Tuesday, February 01, 2005

one nation under god?

In an Op-Ed column from the New York Times by Thomas Friedman (November 4, 2004), he talked about the difference between reading, say, the New York Times for your news, and getting it from Fox News.

An excerpt:

"This was not an election. This was station identification. I'd bet anything that if the election ballots hadn't had the names Bush and Kerry on them but simply asked instead, 'Do you watch Fox TV or read The New York Times?' the Electoral College would have broken the exact same way."
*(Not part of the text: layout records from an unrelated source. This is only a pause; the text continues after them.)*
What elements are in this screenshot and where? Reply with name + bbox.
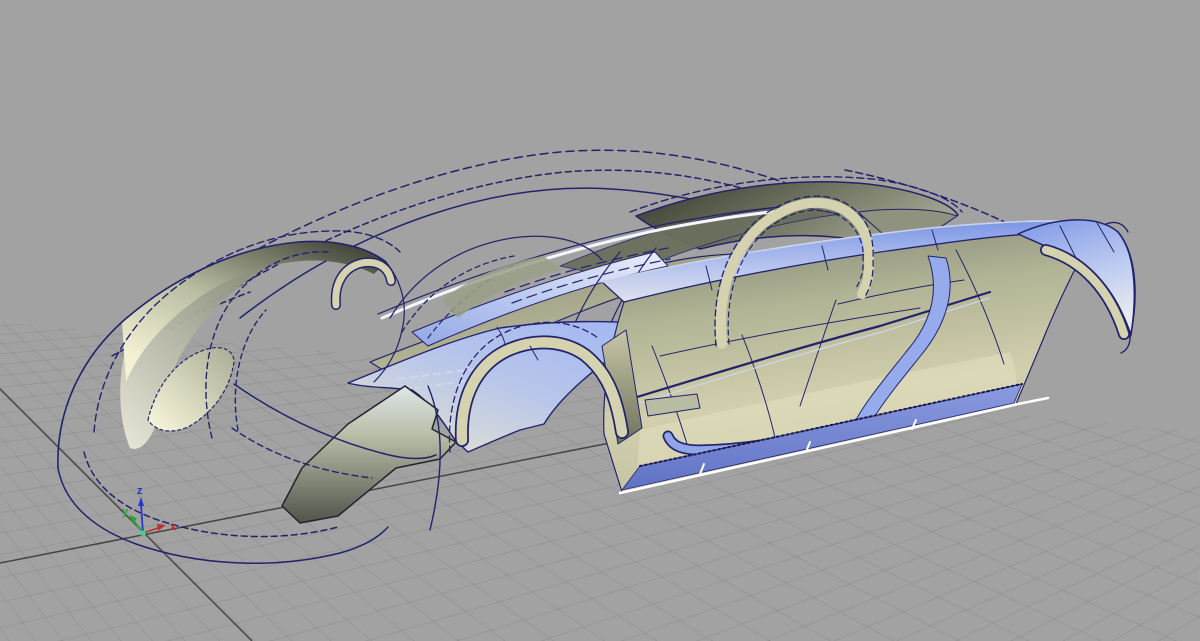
z-axis-label: z	[137, 485, 143, 497]
x-axis-label: x	[170, 521, 177, 533]
y-axis-label: y	[122, 506, 129, 518]
viewport-3d[interactable]: z y x	[0, 0, 1200, 641]
origin-marker	[140, 530, 146, 536]
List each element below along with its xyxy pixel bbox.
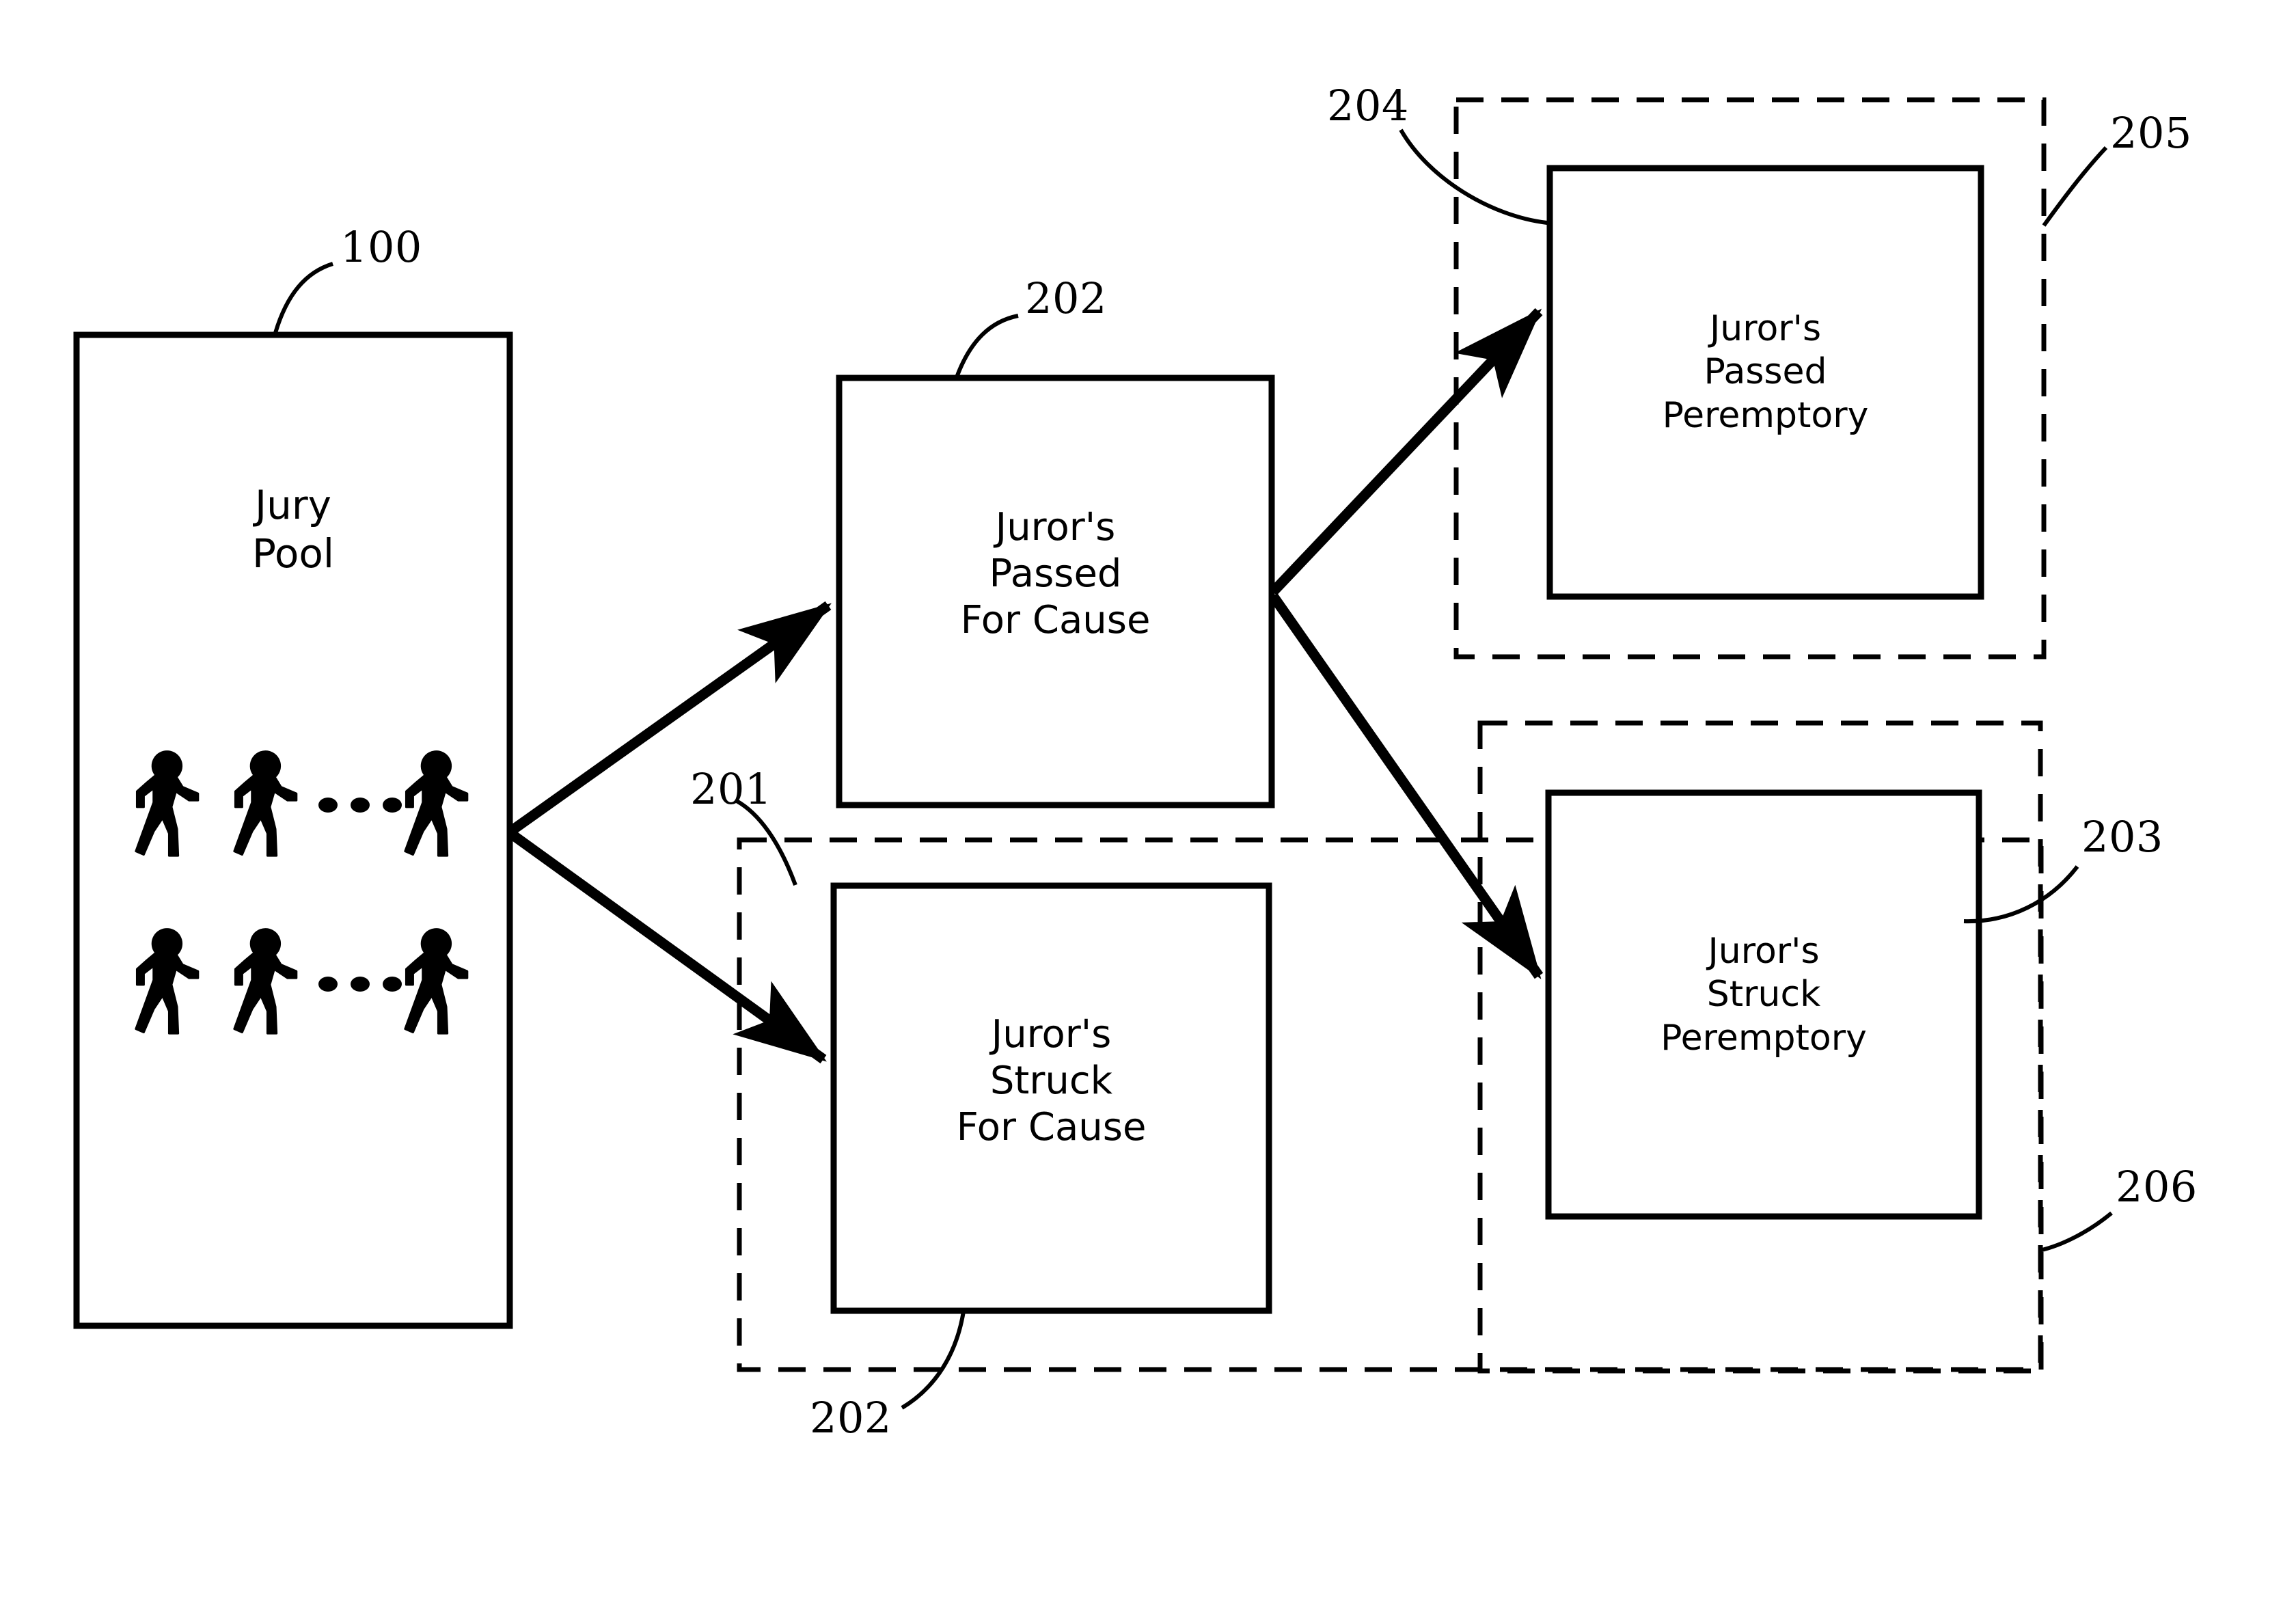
reference-numeral-205: 205 bbox=[2110, 108, 2192, 158]
leader-205 bbox=[2042, 146, 2108, 227]
leader-100 bbox=[273, 262, 333, 334]
reference-numeral-202-top: 202 bbox=[1025, 273, 1107, 323]
arrow-pool-to-passed-for-cause bbox=[508, 601, 832, 836]
leader-202-top bbox=[955, 314, 1019, 379]
reference-numeral-203: 203 bbox=[2081, 812, 2163, 862]
ellipsis-dots-row-1 bbox=[318, 798, 402, 813]
passed-peremptory-box bbox=[1546, 165, 1984, 600]
struck-peremptory-box bbox=[1545, 789, 1982, 1220]
reference-numeral-100: 100 bbox=[340, 222, 422, 272]
leader-202-bottom bbox=[901, 1311, 966, 1410]
reference-numeral-201: 201 bbox=[690, 764, 772, 814]
passed-for-cause-box bbox=[836, 375, 1275, 808]
figure-canvas: Jury Pool Juror's Passed For Cause Juror… bbox=[0, 0, 2296, 1606]
reference-numeral-204: 204 bbox=[1327, 81, 1409, 131]
arrow-pool-to-struck-for-cause bbox=[508, 829, 827, 1064]
struck-for-cause-box bbox=[830, 882, 1272, 1314]
leader-206 bbox=[2038, 1211, 2113, 1253]
arrow-passed-to-struck-peremptory bbox=[1268, 593, 1544, 979]
leader-204 bbox=[1399, 128, 1548, 225]
arrow-passed-to-passed-peremptory bbox=[1269, 308, 1543, 596]
reference-numeral-206: 206 bbox=[2116, 1162, 2198, 1212]
ellipsis-dots-row-2 bbox=[318, 977, 402, 992]
reference-numeral-202-bottom: 202 bbox=[810, 1393, 892, 1443]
I totally agree with this quote, and I have used it often since I read the original piece. Fox News is so skewed that it pains me to actually sit down and watch it critically. They make themselves out to be the "everyman's news," while the New York Times is still on a pedastel to most Americans. Plus, it's easier to flip a switch on your boob-tube and take in all of the day's skewed Republican news.

(Thanks to Lindsay Moyer for suggesting the topic of this entry.)

1 Comments:

Anonymous Anonymous said...

Well, yes, but where can a person go for non-skewed news? CBS? CNN? ABC? MSNBC? Blogs? Everywhere you go, people will find a bias to one school of thought or another. The NYT is just as guilty as any... so, the question becomes, do we find ourself attracted to particular news outlets because they match our political affiliation, or do we tend to find our political views shaped by the news outlets to which we're attracted?